New features and search engine¶
MacSyFinder v2 is a major release. The search engine was changed for a more intuitive and comprehensive exploration of putative systems.
The search is now more thorough and avoid undesirable side-effects of the previous search engine. Being more thorough, it now also includes a scoring scheme to build candidate systems from sets of detected components (clusters), and can offer several optimal “solutions” (sets of detected systems) based on a combinatorial exploration of detected clusters. See here for more details.
The search engine being different, one might want to check that models carried from v1 to v2 have the expected behaviour.
Several new features were added, including:
- a new type of gene component “neutral” was added in order to provide more possibilities for systems’ modelling in macsy-models. See here for more details.
- a new component feature was introduced: “multi-model”, that corresponds to components that are allowed to participate in occurrences of systems from different models. See here for more.
- more flexibility was introduced in the search for systems’ components using HMMER. It is now possible to use the cut_ga threshold when provided in the HMM profiles used for components’ similarity search. This enables to have a search tailored for each HMM profile, and thus component. See here for more details.
- a new file structure was created to better organize MacSyFinder’s packages (i.e. that include systems’ models and corresponding HMMER profiles). See here for details.
- a tool to easily install and distribute MacSyFinder’s packages was created.

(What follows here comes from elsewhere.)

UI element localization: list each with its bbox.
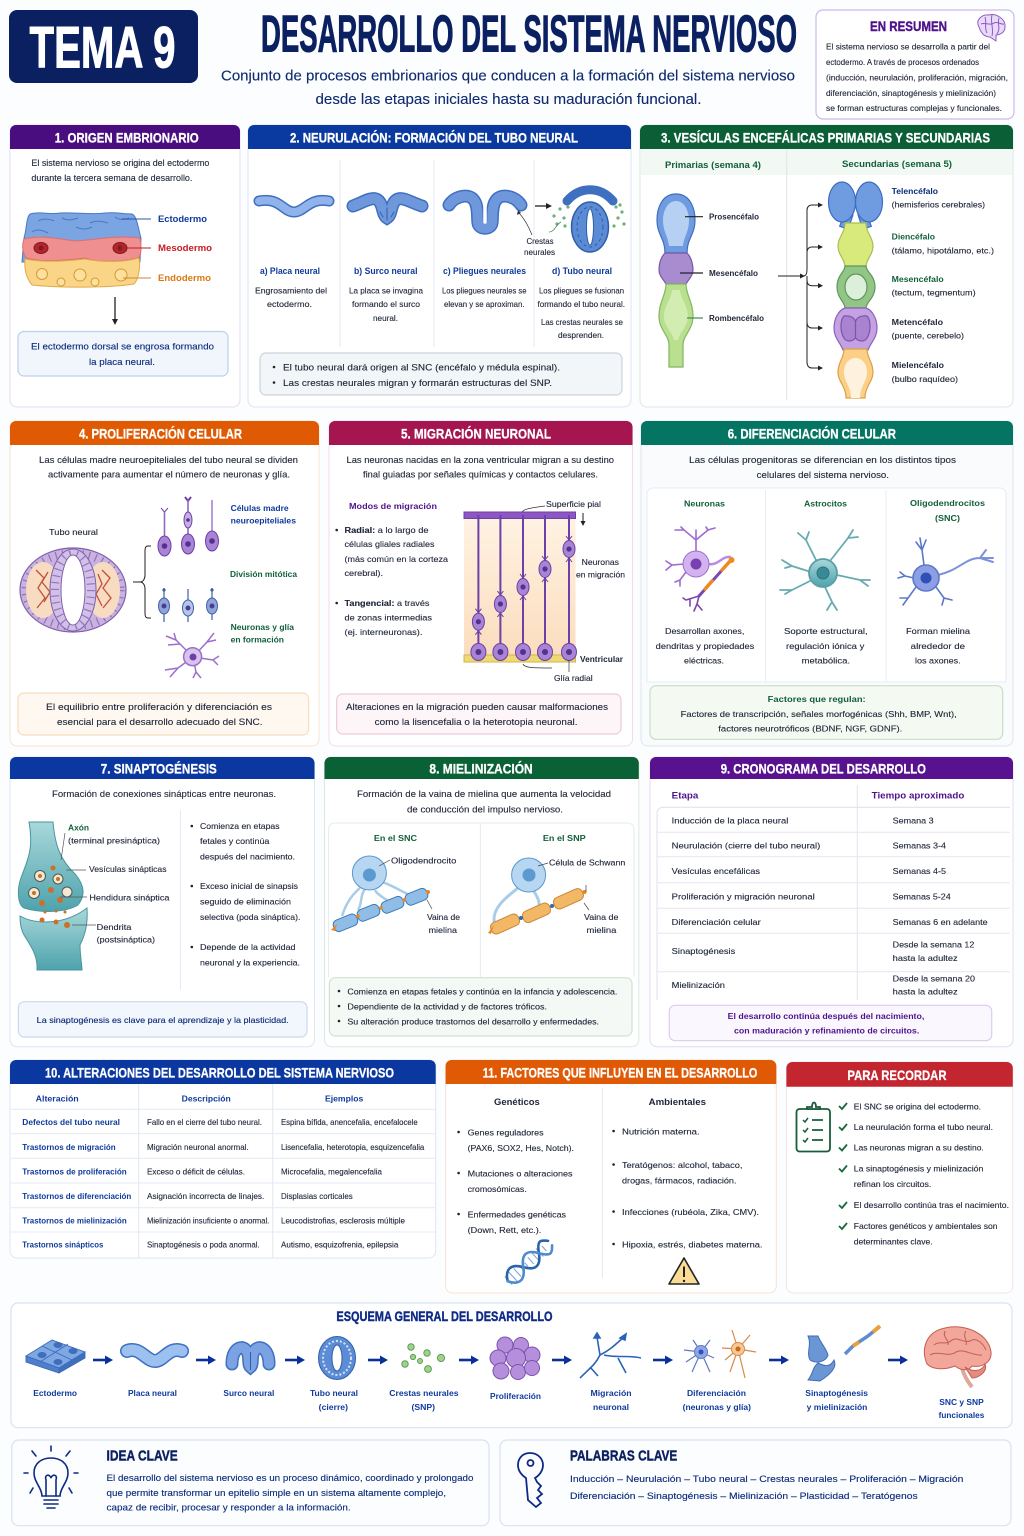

See here for more details on macsydata.
- the format for MacSyFinder’s models has slightly changed, in order to offer more possibilities, and more readibility. To see how to carry models from v1 to v2, visit here.
Also, the search modes corresponding to “unordered” and “unordered_replicon” were merged into the “unordered” search mode - as they basically correspond to the same behaviour.
In v2, output files were also re-defined. See here for more details.
MacSyFinder v2 no longer requires the formatdb or makeblastdb tools from NCBI. However, new dependencies are used, but as they are Python libraries, it should be transparent for the user, and not require manual installations. See here for details.
Models are more formalized¶
The models data are more formalized, with a well defined structure. For instance the definitions and profiles must be packed together in what we call a macsy-model package If you intend to model new systems please refer to the Modeller Guide.
We now provide a new tool to manage the models. See Models installation with macsydata.
The modeler can provide some spcific configuration values released along the model package. See Model configuration.
Modeller helper tool¶
To help modellers create new models we provide a new helper tool macsyprofile, which analyses HMMER raw output files from results of a previous MacSyFinder run, to provide information on all hits even if filtered out. See macsyprofile.
Models installation with macsydata provide also some options to help the modeller as
- macsydata init to init a new model package.
- macsydata check to check the integrity of a model package, before to use/publish it.